Among his poetry collections are Stjærnen bag Gavlen (1947), Anubis (1955), Figur og Ild (1959), Ravnen (1968) Morgenmørke (1977), Gennem regnbuen (1987) og Siv, vand og måne (1993). He also published essays about Danish and international authors such as Frank Jæger, Sophus Claussen, Rilke and Edgar Allan Poe.

In a series of autobiographical books, he described his complicated friendship with Karen Blixen from 1948 to 1955 (Pagten, 1974), his childhood (Solens have og skolegården, 1983; Hjørnestuen og månehavet, 1984) and his time as a student during and after World War II (Jordens hjerte, 1986; Ønsket, 1987).

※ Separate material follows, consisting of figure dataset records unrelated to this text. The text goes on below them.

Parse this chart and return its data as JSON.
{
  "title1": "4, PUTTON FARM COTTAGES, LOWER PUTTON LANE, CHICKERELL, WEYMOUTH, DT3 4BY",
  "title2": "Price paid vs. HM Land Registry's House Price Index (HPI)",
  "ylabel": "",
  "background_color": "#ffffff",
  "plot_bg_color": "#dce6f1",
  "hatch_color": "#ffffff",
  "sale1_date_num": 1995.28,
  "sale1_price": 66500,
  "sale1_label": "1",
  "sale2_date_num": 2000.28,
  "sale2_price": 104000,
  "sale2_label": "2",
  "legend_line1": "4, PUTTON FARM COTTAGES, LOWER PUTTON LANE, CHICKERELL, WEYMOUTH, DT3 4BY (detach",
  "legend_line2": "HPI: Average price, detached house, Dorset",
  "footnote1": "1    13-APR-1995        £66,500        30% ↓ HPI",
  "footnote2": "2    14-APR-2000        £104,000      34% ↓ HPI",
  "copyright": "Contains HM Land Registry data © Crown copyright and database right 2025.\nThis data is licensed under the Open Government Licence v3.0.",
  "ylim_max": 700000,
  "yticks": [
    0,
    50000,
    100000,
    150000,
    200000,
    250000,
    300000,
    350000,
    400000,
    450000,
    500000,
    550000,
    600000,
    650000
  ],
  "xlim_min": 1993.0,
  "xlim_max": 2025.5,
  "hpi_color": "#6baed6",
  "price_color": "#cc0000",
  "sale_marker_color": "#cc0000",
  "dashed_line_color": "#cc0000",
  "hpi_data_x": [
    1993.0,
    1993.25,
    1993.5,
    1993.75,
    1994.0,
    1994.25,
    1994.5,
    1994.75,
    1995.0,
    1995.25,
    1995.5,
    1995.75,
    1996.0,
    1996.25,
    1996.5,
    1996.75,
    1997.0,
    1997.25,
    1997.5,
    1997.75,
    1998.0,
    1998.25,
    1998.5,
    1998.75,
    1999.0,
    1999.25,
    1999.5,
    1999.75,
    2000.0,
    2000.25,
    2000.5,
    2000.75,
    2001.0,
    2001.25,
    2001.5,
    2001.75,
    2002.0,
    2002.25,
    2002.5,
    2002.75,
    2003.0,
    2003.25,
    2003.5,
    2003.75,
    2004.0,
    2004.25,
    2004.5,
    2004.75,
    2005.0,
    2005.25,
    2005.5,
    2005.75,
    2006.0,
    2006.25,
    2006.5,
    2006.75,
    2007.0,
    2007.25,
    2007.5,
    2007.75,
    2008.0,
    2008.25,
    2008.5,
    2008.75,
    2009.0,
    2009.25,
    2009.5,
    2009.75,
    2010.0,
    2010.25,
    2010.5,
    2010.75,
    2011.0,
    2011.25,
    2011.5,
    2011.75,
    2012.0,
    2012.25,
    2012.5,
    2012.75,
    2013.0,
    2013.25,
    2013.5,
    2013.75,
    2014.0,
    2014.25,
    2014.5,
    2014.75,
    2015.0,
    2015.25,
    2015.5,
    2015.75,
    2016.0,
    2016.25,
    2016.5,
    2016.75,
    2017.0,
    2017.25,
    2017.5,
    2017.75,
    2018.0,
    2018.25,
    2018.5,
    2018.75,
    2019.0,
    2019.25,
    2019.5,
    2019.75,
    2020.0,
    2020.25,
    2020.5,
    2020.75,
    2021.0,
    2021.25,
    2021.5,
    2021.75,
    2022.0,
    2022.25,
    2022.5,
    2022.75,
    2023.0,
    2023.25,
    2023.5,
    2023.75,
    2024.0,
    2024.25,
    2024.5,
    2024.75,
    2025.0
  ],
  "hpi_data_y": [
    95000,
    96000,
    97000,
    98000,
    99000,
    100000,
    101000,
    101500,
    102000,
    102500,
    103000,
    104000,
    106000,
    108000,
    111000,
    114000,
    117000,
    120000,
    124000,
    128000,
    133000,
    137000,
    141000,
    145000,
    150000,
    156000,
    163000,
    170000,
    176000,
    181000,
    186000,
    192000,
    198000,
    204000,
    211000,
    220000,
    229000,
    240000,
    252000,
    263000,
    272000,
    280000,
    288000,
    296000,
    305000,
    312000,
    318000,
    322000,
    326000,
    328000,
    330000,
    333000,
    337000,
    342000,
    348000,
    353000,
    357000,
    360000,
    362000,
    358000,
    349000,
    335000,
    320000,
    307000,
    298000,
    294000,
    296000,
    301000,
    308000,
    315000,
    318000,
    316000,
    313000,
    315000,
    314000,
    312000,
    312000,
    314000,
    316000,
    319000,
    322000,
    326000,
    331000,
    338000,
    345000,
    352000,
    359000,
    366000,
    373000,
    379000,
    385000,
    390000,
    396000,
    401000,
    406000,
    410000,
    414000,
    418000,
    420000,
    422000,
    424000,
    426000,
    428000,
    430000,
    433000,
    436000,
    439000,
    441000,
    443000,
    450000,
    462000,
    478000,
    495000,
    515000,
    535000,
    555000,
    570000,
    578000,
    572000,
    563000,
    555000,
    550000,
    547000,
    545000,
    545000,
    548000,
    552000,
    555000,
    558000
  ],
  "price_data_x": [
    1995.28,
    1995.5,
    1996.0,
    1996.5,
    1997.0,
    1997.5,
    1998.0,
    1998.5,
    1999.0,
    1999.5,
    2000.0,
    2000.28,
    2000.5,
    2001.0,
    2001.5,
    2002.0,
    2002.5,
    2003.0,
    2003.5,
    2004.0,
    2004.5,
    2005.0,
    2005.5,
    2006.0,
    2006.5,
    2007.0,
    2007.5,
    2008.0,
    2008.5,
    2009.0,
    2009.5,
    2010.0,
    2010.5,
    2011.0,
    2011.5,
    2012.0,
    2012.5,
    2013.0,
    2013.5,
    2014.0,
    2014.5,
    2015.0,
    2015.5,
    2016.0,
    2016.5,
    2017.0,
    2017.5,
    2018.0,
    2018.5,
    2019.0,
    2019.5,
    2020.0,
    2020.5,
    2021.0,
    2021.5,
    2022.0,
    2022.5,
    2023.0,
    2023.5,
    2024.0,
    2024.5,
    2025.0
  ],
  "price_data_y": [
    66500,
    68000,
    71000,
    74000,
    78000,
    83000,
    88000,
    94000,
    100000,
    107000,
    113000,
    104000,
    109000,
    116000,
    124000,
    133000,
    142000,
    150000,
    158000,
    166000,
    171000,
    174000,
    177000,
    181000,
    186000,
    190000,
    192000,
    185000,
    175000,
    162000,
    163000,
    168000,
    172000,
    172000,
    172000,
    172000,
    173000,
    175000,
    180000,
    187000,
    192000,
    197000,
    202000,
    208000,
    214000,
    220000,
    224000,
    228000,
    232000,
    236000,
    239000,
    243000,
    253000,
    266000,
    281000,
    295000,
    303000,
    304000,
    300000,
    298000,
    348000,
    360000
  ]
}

In 2006, the title poem from Bjørnvig's 1955 collection of poems Anubis became part of the Danish Culture Canon of literature.

==Biography==
Thorkild Strange Bjørnvig grew up in Mejlgade in Aarhus as the son of factory inspector Theodor Frese Pedersen Bjørnvig and his wife Adda Thomine Hammel Jensen. He graduated from Aarhus Katedralskole in 1938, after which he became a student of literary science at Aarhus University. In 1964 he attained a doctorates degree at the same university.

From 1973 onwards, Thorkild Bjørnvig lived on the island of Samsø.

==Bibliography==
- Stjærnen bag gavlen. Gyldendal 1947.
- Martin A. Hansens digtning. 1949.
- Anubis. Poems. Gyldendal 1955.
- Figur og ild. Poems. Gyldendal 1959.
- Begyndelsen. Essays. 1960.
- Vibrationer. Gyldendal 1966.
- Ravnen. Gyldendal 1968.
- Pagten. Mit venskab med Karen Blixen. 1974.
- Delfinen. Miljødigte 1970-75. Gyldendal 1975.
- Stoffets krystalhav. 1975.
- Morgenmørke. Digte. 1977.
- Også for naturens skyld. Ecological essays. 1978.
- Gennem regnbuen. 1987.
- Den følende planet. Seven essays 1959-86. 1988.